F. Sixth Factor: Imperfect Poise of Consciousness and Force
The individual self or being is in essence one with the Divine and is secretly aware of its divine potentialities. In manifestation it assumes the aspect of Purusha or conscious being supporting the Prakriti or Nature that is the executive side of Chit-Shakti.
This one and unique Being projects itself on each plane of nature, in the form of a representative Purusha or being that is proper to that particular plane. Thus, in man, there is a mental being corresponding to the mental nature, a vital being corresponding to the vital nature and a physical being answering to the physical nature.
Now in the evolutionary emergence so far effectuated here upon earth, the dual aspect of Chit-Shakti — the aspect of consciousness and the aspect of force — have not quite marched in step, thus creating a deleterious division between the demands of the conscious being, Purusha, and the capacities of the force of nature, Prakriti-Shakti. In man, for example, there is not only a division and conflict between the diverse demands and pulls of the mental, the vital and the physical beings, but what is worse, each of them is also divided against itself.

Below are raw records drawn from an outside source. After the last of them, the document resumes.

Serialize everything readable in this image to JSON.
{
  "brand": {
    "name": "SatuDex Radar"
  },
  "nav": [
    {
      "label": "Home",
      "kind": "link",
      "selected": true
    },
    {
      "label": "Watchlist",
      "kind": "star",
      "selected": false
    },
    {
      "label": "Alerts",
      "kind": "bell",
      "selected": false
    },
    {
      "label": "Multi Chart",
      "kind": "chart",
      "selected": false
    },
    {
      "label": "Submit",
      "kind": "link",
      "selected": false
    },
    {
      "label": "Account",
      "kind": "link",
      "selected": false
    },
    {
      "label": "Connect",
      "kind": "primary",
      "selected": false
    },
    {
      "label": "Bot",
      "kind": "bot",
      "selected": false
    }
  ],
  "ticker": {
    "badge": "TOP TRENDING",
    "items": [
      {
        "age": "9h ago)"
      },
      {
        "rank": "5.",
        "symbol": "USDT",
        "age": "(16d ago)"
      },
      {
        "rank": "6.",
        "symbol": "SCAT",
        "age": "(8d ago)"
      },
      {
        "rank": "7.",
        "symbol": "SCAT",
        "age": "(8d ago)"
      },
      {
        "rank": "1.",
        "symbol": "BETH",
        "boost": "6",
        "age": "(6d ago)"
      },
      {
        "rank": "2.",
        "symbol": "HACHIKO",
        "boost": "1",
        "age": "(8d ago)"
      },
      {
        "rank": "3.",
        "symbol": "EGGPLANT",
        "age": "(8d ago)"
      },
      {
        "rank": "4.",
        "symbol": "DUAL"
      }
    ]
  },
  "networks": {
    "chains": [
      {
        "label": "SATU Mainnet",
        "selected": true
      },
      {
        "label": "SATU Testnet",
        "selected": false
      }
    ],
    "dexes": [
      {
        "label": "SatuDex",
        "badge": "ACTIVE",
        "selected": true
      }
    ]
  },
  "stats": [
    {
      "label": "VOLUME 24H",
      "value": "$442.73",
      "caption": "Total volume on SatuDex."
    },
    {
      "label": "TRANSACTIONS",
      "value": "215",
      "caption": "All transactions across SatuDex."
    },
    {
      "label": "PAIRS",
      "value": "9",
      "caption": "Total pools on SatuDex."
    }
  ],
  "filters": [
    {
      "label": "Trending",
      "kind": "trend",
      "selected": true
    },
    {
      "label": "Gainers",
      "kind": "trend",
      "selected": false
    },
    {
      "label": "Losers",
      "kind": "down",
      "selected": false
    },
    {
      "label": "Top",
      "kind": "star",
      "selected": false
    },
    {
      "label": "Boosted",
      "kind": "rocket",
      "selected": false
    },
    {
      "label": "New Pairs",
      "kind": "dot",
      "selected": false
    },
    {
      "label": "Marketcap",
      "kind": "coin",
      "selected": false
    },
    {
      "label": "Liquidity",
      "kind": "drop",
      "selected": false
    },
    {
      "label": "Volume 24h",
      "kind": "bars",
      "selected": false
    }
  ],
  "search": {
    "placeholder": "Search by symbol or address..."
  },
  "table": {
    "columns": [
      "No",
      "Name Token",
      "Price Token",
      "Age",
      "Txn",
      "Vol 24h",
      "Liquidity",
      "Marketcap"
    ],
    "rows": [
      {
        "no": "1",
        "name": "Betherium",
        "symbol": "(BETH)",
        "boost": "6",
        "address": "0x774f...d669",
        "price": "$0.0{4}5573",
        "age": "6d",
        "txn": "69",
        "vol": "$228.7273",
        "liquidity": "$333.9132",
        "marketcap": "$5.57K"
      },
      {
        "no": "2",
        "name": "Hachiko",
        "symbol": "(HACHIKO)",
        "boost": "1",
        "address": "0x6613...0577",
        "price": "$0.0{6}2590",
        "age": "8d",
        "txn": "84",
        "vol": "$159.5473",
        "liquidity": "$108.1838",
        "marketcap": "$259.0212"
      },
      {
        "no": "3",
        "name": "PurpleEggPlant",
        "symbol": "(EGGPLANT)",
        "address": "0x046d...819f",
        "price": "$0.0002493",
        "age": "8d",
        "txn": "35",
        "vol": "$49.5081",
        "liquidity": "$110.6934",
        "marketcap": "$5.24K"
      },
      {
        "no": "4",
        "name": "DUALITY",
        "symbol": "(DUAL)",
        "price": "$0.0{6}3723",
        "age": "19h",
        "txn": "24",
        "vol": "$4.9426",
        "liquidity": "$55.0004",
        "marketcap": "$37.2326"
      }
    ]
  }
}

Thus, "the capacity of the body is less than the capacity of the instinctive soul or conscious being, the physical Purusha within it, the capacity of the vital force less than the capacity of the impulsive soul, the vital conscious being or Purusha within it, the capacity of the mental energy less than the capacity of the intellectual and emotional soul, the mental Purusha within it. For the soul is the inner consciousness which aspires to its own complete self-realisation and therefore always exceeds the individual formation of the moment, and the Force which has taken its poise in the formation is always pushed by its soul to that which is abnormal to the poise, transcendent of it; thus constantly pushed it has much
1 The Life Divine, p. 214.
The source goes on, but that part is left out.